昏黃的燈籠光暈下,癱倒在地的于人豪,眼中只剩下無盡的驚駭。
他看著那個手持木枝、神情淡漠得可怕的少年,如同在看一尊來自九幽地獄的修羅。
陸大有與那名內門弟子早已是目瞪口呆,他們怎么也想不通,十余名青城派的精銳死士,竟會被人以一根枯枝,摧枯拉朽般地盡數擊潰。
這,還是人嗎?
宋青書沒有理會他們的震撼,只是緩步走到那早已動彈不得的于人豪面前,緩緩蹲下身。
他沒有半分勝利者的倨傲,那雙深邃的眸子里,平靜得如同一泓秋水。
“回去,帶句話。”
他的聲音不高,卻像一柄無形的刻刀,將每一個字都清清楚楚地,烙印在于人豪的靈魂深處。
“青城與林家之怨,江湖會上,自當講理。”
“夜襲偷殺之道,于你我,皆無益。”
于人豪的瞳孔,驟然收縮。
他呆呆地看著眼前這張年輕得過分的臉,那眼神中,第一次沒有了怨毒,只剩下一種前所未有的、發自靈魂的茫然與……費解。
他本以為,自己今日必死無疑。
他本以為,對方會用最殘忍、也最羞辱的方式,來報復青城派的趕盡殺絕。
卻沒想到,等來的,竟是這樣一句充滿了“規矩”與“體面”的話。
宋青書沒有再看他一眼,緩緩起身。
他手中那根普通的木枝,隨手一拋,便已悄無聲息地,重新融入了那片屬于它的黑暗林地。
他對著那早已被這神乎其技的一幕驚得說不出話來的陸大有二人,平靜地開口。
“解了他們的穴道,讓他們走。”
“林……林師弟?”陸大有結結巴巴地開口,“就……就這么放了?”
“放了。”宋青書的回答,不帶半分拖泥帶水。
他沒有再多,只是緩緩轉過身,在那十余道充滿了驚懼與不解的目光注視之下,如一位做了一件微不足道小事的夜歸人,悄無聲息地,重新融入了那片深沉的夜色之中。
半個時辰后,當那十余名青城派弟子攙扶著他們那早已心膽俱裂的大師兄,如一群喪家之犬狼狽不堪地逃離華山地界時,那句充滿了無盡詭異與回味的話語,也如同一場席卷武林的颶風,以一種前所未有的速度,傳遍了四面八方。
起初,無人相信。
可當那越來越多從華山歸來的江湖豪客,將那夜所發生的一切,添油加醋地描述出來時,整個江湖徹底陷入了一片前所未有的嘩然。
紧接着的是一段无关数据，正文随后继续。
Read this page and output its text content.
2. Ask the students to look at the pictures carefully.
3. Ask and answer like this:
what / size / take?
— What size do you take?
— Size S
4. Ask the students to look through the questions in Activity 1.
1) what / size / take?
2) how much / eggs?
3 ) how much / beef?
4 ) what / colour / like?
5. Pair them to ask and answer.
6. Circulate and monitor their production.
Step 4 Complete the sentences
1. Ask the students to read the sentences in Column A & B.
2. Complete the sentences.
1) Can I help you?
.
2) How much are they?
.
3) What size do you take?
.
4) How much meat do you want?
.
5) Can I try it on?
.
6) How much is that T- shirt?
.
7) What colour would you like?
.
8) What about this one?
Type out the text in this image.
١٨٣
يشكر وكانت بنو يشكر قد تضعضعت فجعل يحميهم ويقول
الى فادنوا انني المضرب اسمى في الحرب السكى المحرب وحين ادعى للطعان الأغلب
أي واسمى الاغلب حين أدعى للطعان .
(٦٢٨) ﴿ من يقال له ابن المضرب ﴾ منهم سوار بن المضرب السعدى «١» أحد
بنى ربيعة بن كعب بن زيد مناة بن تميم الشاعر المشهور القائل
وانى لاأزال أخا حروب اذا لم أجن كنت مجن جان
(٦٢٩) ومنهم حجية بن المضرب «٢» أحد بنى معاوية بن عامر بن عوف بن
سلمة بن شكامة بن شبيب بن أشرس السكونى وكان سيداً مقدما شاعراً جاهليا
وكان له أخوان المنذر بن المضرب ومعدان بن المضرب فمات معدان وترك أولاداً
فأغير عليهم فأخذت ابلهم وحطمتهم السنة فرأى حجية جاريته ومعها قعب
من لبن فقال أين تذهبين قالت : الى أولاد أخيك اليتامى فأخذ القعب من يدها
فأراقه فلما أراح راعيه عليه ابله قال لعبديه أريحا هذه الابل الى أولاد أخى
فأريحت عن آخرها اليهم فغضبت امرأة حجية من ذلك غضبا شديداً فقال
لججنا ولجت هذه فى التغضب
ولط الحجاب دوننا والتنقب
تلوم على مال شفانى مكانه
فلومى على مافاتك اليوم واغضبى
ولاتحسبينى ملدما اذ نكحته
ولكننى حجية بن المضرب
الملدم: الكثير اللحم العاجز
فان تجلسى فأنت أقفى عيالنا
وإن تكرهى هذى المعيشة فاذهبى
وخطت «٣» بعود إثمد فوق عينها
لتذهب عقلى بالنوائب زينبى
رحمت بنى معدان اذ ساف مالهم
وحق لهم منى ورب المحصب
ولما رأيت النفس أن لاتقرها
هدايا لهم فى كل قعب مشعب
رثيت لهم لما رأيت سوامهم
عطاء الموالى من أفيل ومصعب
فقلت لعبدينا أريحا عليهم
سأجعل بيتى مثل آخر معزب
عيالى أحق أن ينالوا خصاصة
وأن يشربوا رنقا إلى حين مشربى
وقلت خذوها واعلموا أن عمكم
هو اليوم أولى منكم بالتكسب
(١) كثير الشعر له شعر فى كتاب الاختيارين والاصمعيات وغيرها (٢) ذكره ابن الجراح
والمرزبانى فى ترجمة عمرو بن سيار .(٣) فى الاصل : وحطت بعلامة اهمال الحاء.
“聽說了嗎?那青城派賊心不死,竟趁夜偷襲華山驛所,結果被那‘玉面修羅’林平之,以一根木劍,殺得是丟盔棄甲,狼狽奔逃!”
“何止!我還聽說,那林平之點倒了青城派的大師兄于人豪,非但沒有下殺手,反而還讓人家帶話給余滄海,說什么‘江湖事,江湖了’,要與他在英雄大會上,堂堂正正地,講道理!”
“真的假的?這……這還是那個殺伐果決的‘玉面修羅’嗎?他家破人亡,血海深仇,竟還能忍得下這口氣?”
“嘿,這你就不知道了吧!這叫‘度’!有仇報仇,那是匹夫之勇。冤家宜解不宜結,先禮后兵,方是真正的英雄氣度!這林平之,年紀輕輕,行事卻如此有章法,有分寸,日后成就,不可限量啊!”
一時間,江湖之上,議論紛紛。
林平之的名號,也從那個充滿了血與火的“玉面修羅”,漸漸地,多了一層令人敬畏、卻又不得不服的全新光環dd行事有度。